"Ja, unt now tell me about your relationship with your first GM"
So, way, waaaaaay back in 2005 while my entire life felt like it was collapsing around my ears and I was an absolute emotional disaster, I manned up and called the mental health number on the back of my insurance card. The catalyst for the call was, of all things, an Iron Kingdoms game that I was running, or, well, failing to run because I had the attention span of a crack-addled hummingbird. Anyway, I was sick and tired of the way I was feeling, the way these feelings were affecting my marriage and my friendships, and just generally feeling like shit all the time. So fast forward to today, where I'm still in therapy with an excellent therapist who I credit with saving both my marriage and, well, my life. What does all this have to do with games and werks you ask? Read on...
As I've gotten further into my therapy, which is much like going further down the rabbit hole, I've become more and more interested in psychology. Specifically, psychology and how it relates to gaming and gamers. See, when I became a full-time RPG writer type, I had a few therapy sessions where I felt I needed to explain the hobby and all its associated quirks to my shrink. She, being astute and never one to let a good analytical tool sit idle, seized on it and has been encouraging me more and more to use gaming and characters to further my own understanding of my, admittedly strange and unusual, psyche. It's fascinating to be lying there talking about your character and his motivations and personality and from out of nowhere your shrink associates that with a comment you made three months prior about your parents or something. Anyway, ever since then I've been thinking more and more about why we play.
Now, I've talked about this before at length here. Why do we play? Why do we choose the characters that we choose? What is it that motivates grown-ass men and women to sit around and play pretend for a few hours of a Friday night? What are we looking for? What do we need? What are we running to? Running from? These are questions I want answered. During my time with my shrink, whenever I ship out to a con I always tell her the same thing, "I wish you could come with me, so you could see" because a con is the pure distillation of the hobby. A crucible in which excitement, fun, camaraderie, loneliness, anxiety, longing, desire, and sexuality mix to form a potent kind of glue that bonds of all these disparate nerds, among whom I proudly count myself, together in a strange, largely functional community.
So, because I'm so goddamned fascinated by this, I want to write a book about it. I've got this idea for a non-fiction book about the psychology of the hobby wherein I want to explore all those questions I listed earlier. I also want to further develop this theory I have that there are, broadly speaking, two kinds of gamer: Those running to something and those running from something. Another way to say that is that there are gamers who play to pretend to be someone else for a few hours, and there are those who play to pretend to not be themselves. It's a fine distinction I know, but I believe it's there and it has merit.

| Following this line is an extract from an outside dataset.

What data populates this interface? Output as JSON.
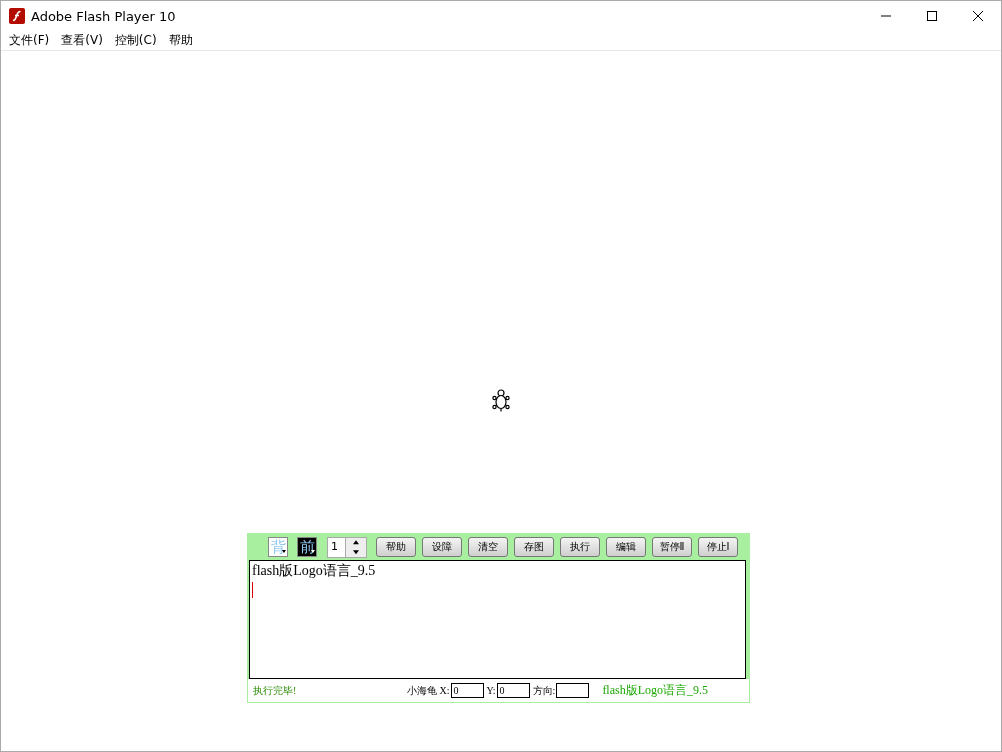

I've got a long way to go on this project. Right now it's in the rough planning stages and I'm kind of hung up on some points. What's stopping me? Well, there's the fact that although I've been in therapy for five years, the last two being intense psycho-analysis five days a week, I know dick about the actual science of psychology. What I feel I need is a co-author, a trained and licensed therapist that can sort of help me filter my cockamamie ideas through actual science and established schools of thought. Someone who I can take to a con and say, "Look, what do you see?" So, yeah. this is harebrained scheme 847,520, but I think it has legs. Stay tuned, Gentle Readers. You may actually see me finish a project!
3 comments:
I think your distinction of gamers running to something and running from something is dead on. At least in terms of those who get into it for themselves, not to be social with others. (Example, my girlfriend who is gaming to share something fun with me.)
As someone who'd been both, I'd be very interested to see a book on the subject. If for no other reason than to hand to the gamers I play with who are running from.
Sounds like a fascinating idea for a book. I hope you find your partner and write this! You might try looking at a college where perhaps there's a doctoral candidate seeking a thesis topic.
This could be a very interesting book. I can’t decide if I am running to or from anything. Some of both?